Statkraft beliefert Deutsche Bahn mit subventionsfreiem Windstrom aus Deutschland

Statkraft Markets GmbH, deutsche Tochter des norwegischen Energiekonzerns Statkraft, liefert an die Deutsche Bahn 40.000 MWh Strom aus Windkraftanlagen, deren EEG-Förderung im vergangenen Jahr auslief. So können die Windanlagen weiter betrieben werden.©Deutsche Bahn

Düsseldorf, 20. Januar 2021. Statkraft Markets GmbH, Tochter des norwegischen Energiekonzerns Statkraft AS, und die Deutsche Bahn haben einen Stromliefervertrag (Power Purchase Agreement PPA) unterzeichnet. Darin wurde die Lieferung von grünem Strom aus deutschen Onshore-Windenergieanlagen vereinbart, die keine EEG-Förderung mehr erhalten. Der Vertrag läuft über ein Jahr und umfasst die Bereitstellung von etwa 40.000 MWh. Das entspricht etwas mehr als dem Tagesbedarf aller elektrisch fahrenden Züge in Deutschland.

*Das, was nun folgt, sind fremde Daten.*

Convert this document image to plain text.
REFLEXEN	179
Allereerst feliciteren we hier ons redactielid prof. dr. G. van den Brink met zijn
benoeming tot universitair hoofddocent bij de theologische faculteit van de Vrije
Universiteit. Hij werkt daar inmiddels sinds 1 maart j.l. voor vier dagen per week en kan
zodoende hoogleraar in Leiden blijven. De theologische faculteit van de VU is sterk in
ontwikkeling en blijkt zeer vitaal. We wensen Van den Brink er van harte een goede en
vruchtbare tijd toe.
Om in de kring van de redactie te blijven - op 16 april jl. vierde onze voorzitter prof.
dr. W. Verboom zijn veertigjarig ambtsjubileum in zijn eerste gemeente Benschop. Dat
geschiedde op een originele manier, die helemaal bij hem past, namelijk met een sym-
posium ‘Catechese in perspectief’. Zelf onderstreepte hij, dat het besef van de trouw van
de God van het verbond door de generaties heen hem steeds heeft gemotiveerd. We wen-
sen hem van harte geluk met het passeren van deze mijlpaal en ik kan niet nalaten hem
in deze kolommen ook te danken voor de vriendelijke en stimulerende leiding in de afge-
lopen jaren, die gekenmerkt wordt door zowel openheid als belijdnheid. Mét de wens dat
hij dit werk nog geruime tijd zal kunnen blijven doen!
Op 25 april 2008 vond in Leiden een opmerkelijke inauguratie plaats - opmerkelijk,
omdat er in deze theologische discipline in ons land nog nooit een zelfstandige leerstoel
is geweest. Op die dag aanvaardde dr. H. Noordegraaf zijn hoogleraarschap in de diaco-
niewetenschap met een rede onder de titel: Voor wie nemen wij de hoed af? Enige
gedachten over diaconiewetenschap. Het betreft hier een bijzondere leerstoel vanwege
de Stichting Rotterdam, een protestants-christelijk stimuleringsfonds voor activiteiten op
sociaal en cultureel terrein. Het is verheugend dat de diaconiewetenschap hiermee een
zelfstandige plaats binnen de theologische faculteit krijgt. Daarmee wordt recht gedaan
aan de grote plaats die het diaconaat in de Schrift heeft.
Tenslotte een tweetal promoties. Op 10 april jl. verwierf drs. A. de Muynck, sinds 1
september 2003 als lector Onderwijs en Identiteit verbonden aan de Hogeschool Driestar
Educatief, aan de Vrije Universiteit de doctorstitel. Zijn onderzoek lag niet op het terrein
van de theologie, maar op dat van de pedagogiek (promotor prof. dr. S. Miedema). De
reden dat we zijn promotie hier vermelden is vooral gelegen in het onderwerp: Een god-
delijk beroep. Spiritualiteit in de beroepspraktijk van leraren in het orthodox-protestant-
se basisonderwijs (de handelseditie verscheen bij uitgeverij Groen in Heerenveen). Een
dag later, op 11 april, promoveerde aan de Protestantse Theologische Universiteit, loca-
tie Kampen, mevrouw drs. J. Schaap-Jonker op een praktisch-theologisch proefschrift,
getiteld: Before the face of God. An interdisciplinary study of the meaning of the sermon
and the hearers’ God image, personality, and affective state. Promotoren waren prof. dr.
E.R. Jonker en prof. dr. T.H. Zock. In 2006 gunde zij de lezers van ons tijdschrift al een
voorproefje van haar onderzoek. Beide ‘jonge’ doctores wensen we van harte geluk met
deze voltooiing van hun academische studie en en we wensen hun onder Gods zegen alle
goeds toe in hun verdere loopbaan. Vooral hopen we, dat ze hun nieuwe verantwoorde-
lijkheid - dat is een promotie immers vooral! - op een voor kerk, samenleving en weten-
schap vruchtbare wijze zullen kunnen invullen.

Der Grünstrom stammt aus einem Portfolio von Windenergieanlagen, mit denen Statkraft einen Abnahmevertrag für die Zeit nach Ablauf der EEG-Förderung abgeschlossen hat. Damit werde der wirtschaftliche Weiterbetrieb von 70 Anlagen gesichert, für die nach 20 Jahren die Förderung durch das Erneuerbare-Energie-Gesetz am 31. Dezember 2020 auslief, teilt Statkraft mit.

„Wir sind sehr froh, dass die Vereinbarung mit der Deutschen Bahn gerade jetzt zustande gekommen ist. Sie beweist, dass Erneuerbare-Energie-Anlagen, deren Förderung ausgelaufen ist, eine wichtige Rolle bei der Dekarbonisierung der Industrie spielen. Anders als die im EEG 2021 beschlossene Anschlussförderung ermöglichen PPAs sowohl eine langfristige Preisgarantie als auch die Vermarktung des grünen Mehrwerts.“ sagt Patrick Koch, Leiter des Kundengeschäfts in Deutschland.

Die Deutsche Bahn gehe mit der Abnahme des Stroms neue Wege für noch mehr Ökostrom im Bahnstrommix. Neben Strom von Statkraft erhält die DB 2022 und 2023 rund 50 Gigawattstunden Grünstrom, gut anderthalb Tage elektrischer Bahnbetrieb, vom Windpark Nordleda bei Cuxhaven. Partner ist das Unternehmen Getec Energie. Die beide Ökostrom-Anlagen, die nach dem ursprünglich geplanten Auslaufen der staatlichen Förderung durch das Erneuerbare-Energien-Gesetz mittelfristig stillgelegt werden sollten, sparen durch ihren Weiterbetrieb 50.0000 Tonnen CO2 pro Jahr im Vergleich zur Stromlieferung aus Kohlekraft, heißt es in einer Pressemitteilung der Deutschen Bahn. Die DB werde nun Erfahrungen mit Grünstromlieferungen aus Anlagen älterer Bauart sammeln. Bislang gebe es kaum Erfahrungswerte über die Zuverlässigkeit von Windkraftanlagen nach 20-jährigem Betrieb. Die Vertragslaufzeiten seien daher kurz.

Statkraft ist Europas größter Erzeuger erneuerbarer Energie. Der Konzern stellt Strom aus Wasser, Wind, Sonne, Biomasse und Gas her, produziert Fernwärme und ist ein bedeutender Akteur im Energiehandel. Statkraft beschäftigt 4.000 Mitarbeiter in 17 Ländern. In Deutschland ist Statkraft mit einem Portfolio von rund 9.400 MW Marktführer in der Direktvermarktung.